Négligences fautives (oui). L’un de ces insecticides, le Kepone, a bénéficié d'autorisations provisoires de vente successives, sous trois noms de spécialité différents, d'une durée totale de douze ans, soit bien au-delà de la durée légale de six ans fixée par les textes à partir de 1972.
Par ailleurs, il ne résulte pas de l'instruction que, en dehors d'examens mesurant les résidus dans les bananes au début des années 1970, la mise à l'étude du produit puis son homologation auraient donné lieu à des vérifications sur son innocuité à l'égard de la santé publique des utilisateurs, des cultures et des animaux.
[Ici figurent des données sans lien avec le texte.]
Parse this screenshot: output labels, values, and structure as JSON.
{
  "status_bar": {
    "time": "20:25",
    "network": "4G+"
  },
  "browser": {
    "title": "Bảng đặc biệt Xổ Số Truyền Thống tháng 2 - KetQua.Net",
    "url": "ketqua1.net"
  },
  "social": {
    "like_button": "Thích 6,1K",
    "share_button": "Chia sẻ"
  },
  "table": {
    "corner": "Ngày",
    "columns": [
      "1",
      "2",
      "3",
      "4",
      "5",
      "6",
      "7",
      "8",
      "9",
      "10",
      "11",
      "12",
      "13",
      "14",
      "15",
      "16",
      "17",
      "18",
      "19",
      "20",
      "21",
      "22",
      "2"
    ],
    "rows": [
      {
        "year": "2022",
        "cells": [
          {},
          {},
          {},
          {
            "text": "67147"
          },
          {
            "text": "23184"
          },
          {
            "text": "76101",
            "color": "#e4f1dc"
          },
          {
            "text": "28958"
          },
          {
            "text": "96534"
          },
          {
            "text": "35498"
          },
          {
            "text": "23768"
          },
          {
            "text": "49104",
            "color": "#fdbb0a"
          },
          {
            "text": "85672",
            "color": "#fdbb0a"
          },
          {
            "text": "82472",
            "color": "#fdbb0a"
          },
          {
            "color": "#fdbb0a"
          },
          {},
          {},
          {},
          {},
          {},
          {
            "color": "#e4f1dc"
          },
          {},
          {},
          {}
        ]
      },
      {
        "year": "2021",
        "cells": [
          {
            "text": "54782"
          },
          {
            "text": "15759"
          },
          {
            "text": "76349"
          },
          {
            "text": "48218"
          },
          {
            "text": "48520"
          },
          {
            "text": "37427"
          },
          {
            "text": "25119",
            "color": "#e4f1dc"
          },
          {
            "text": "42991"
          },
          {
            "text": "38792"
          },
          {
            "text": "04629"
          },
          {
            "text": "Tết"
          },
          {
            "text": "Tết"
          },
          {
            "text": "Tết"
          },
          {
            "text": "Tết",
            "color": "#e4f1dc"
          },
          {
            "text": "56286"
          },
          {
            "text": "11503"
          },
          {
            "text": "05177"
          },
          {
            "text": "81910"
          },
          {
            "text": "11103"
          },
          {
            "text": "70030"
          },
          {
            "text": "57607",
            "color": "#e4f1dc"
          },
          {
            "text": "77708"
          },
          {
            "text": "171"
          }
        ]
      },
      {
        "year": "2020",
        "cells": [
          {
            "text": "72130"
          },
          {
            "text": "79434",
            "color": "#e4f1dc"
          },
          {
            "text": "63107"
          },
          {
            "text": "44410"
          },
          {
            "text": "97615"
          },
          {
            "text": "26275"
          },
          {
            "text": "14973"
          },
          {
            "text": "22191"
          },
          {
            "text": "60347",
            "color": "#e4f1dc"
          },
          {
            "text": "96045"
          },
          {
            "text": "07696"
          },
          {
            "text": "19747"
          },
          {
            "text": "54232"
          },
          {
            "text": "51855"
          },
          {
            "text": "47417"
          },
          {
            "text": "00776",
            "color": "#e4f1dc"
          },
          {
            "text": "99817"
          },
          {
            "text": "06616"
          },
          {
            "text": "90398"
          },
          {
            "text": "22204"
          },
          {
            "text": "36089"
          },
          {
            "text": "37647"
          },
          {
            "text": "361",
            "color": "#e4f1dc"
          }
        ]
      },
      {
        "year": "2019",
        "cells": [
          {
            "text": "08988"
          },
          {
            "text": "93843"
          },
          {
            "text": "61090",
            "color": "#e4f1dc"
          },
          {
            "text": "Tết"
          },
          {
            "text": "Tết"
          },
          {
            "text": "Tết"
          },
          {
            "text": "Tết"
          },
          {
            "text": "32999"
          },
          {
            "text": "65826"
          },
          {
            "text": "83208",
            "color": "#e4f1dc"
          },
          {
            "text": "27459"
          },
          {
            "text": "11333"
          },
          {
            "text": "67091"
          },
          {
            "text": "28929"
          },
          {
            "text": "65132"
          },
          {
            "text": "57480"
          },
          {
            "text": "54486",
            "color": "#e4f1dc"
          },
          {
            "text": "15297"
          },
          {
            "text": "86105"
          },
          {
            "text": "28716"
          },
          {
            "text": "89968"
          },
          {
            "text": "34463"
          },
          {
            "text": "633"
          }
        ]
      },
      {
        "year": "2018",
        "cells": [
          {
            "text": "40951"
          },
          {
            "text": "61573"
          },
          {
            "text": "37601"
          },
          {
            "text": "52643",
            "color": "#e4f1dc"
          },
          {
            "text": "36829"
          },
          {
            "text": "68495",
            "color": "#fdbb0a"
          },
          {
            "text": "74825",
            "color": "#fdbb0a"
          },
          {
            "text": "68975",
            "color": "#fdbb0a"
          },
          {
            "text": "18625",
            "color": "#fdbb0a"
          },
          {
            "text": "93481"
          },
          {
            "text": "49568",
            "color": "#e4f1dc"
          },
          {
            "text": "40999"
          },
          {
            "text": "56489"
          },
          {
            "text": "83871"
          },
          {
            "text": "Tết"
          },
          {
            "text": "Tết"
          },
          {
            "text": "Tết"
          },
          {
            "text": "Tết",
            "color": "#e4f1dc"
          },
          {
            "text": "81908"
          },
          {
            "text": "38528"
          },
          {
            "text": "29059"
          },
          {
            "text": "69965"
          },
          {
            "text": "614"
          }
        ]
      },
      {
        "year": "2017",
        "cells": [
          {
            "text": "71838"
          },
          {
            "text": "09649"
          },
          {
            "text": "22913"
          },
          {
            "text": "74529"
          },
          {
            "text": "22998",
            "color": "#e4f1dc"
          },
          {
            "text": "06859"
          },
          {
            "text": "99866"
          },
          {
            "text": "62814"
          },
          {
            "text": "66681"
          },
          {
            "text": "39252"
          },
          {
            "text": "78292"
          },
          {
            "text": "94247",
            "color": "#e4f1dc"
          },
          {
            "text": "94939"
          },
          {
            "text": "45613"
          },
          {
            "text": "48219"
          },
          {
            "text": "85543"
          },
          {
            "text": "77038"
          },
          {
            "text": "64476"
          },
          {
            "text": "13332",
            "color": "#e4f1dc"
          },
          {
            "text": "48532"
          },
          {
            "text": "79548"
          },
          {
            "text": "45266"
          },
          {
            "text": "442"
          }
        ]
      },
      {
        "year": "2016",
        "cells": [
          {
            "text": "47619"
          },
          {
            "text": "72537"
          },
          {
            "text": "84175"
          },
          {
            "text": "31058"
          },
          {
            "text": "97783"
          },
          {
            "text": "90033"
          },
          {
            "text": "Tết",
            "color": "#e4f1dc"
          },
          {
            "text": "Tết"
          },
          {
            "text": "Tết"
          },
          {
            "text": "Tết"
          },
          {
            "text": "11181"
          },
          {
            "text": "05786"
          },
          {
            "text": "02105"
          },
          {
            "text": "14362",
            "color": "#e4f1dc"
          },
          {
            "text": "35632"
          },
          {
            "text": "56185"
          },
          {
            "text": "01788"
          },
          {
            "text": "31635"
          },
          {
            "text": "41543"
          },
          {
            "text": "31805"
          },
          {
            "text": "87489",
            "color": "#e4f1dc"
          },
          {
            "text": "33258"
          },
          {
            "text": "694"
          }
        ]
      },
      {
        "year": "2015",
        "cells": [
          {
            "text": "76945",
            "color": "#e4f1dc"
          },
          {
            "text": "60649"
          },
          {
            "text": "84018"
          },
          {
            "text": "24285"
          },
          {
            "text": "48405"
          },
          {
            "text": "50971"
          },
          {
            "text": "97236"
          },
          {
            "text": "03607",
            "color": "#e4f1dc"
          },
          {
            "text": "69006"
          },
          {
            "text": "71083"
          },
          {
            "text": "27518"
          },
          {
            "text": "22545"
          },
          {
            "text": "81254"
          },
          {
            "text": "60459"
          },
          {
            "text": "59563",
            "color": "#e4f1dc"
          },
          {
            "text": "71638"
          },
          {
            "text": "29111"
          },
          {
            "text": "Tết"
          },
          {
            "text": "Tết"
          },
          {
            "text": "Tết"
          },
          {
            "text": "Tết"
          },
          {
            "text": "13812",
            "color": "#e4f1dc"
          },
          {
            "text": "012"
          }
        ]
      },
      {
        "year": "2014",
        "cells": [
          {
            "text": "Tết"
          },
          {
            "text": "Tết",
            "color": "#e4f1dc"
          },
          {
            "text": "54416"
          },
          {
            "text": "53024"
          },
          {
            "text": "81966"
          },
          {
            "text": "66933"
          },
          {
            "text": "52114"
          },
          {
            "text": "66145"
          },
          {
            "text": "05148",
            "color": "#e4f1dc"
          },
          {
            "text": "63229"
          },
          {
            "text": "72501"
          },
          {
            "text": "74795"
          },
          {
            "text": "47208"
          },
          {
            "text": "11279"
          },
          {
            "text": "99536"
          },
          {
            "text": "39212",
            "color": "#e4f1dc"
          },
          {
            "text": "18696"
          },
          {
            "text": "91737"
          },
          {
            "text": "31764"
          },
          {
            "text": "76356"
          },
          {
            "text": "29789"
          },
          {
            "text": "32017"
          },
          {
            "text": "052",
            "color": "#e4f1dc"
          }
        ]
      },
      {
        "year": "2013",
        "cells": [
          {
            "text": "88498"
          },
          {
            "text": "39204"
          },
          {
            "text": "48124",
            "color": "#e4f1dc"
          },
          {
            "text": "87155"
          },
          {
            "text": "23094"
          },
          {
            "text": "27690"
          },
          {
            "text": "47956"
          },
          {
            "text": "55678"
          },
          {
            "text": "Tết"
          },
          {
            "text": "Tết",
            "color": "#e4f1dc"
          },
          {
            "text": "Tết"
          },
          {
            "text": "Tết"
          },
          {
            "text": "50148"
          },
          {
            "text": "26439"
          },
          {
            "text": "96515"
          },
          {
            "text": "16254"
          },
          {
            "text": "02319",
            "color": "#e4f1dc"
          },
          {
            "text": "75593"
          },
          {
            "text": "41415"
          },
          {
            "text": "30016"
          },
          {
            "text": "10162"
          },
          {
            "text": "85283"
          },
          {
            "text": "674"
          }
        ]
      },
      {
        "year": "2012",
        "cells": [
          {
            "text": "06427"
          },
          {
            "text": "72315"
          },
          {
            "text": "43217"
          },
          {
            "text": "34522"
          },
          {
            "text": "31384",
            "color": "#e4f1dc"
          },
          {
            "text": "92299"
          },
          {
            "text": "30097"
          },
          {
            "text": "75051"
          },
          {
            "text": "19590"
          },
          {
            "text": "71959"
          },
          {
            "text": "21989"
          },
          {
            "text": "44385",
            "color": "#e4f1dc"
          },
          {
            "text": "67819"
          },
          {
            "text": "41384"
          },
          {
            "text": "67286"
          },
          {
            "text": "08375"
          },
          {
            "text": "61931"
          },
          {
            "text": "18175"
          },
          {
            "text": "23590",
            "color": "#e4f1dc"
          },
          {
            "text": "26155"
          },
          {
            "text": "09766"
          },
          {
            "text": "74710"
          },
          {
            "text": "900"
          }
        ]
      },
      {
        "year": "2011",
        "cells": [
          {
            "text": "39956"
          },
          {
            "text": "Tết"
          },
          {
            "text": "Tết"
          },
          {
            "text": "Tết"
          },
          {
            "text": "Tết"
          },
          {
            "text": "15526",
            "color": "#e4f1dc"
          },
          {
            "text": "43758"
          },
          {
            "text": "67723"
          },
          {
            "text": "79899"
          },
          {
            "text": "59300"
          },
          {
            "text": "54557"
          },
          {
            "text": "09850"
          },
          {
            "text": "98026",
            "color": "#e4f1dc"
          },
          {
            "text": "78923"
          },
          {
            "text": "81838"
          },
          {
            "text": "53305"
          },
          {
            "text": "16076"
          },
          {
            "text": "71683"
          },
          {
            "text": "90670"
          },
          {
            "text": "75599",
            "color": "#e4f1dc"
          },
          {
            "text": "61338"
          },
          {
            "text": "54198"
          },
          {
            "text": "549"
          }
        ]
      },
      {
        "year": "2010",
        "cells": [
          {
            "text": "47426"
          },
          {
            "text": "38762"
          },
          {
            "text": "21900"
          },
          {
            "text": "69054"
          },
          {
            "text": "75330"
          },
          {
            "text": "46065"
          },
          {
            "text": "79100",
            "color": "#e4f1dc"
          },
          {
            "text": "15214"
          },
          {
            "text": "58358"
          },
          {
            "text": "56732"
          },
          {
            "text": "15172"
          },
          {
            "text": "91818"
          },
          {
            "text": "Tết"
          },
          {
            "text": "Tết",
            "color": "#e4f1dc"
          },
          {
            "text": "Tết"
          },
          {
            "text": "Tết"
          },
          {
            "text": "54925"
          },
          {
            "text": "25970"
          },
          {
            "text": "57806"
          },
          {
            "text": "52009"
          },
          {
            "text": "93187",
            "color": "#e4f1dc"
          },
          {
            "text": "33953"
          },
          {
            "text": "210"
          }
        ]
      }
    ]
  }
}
Pourtant, d'une part, la toxicité du chlordécone à long terme sur les rats, son accumulation dans les graisses des rongeurs, son caractère persistant présentant des risques de contamination du milieu environnant avaient été décrits par la commission d'études de l'emploi des toxiques dès 1968. D'autre part, le scandale environnemental et sanitaire de Hopewell, survenu en 1975 aux États-Unis et fortement médiatisé, avait démontré le caractère toxique de cette molécule sur les travailleurs soumis à une exposition aiguë et sur l'environnement, conduisant à l'interdiction de l'usage du Kepone dans ce pays à partir du 1er mai 1978 et de la pratique de la pêche dans la James River contaminée jusqu'en 1988.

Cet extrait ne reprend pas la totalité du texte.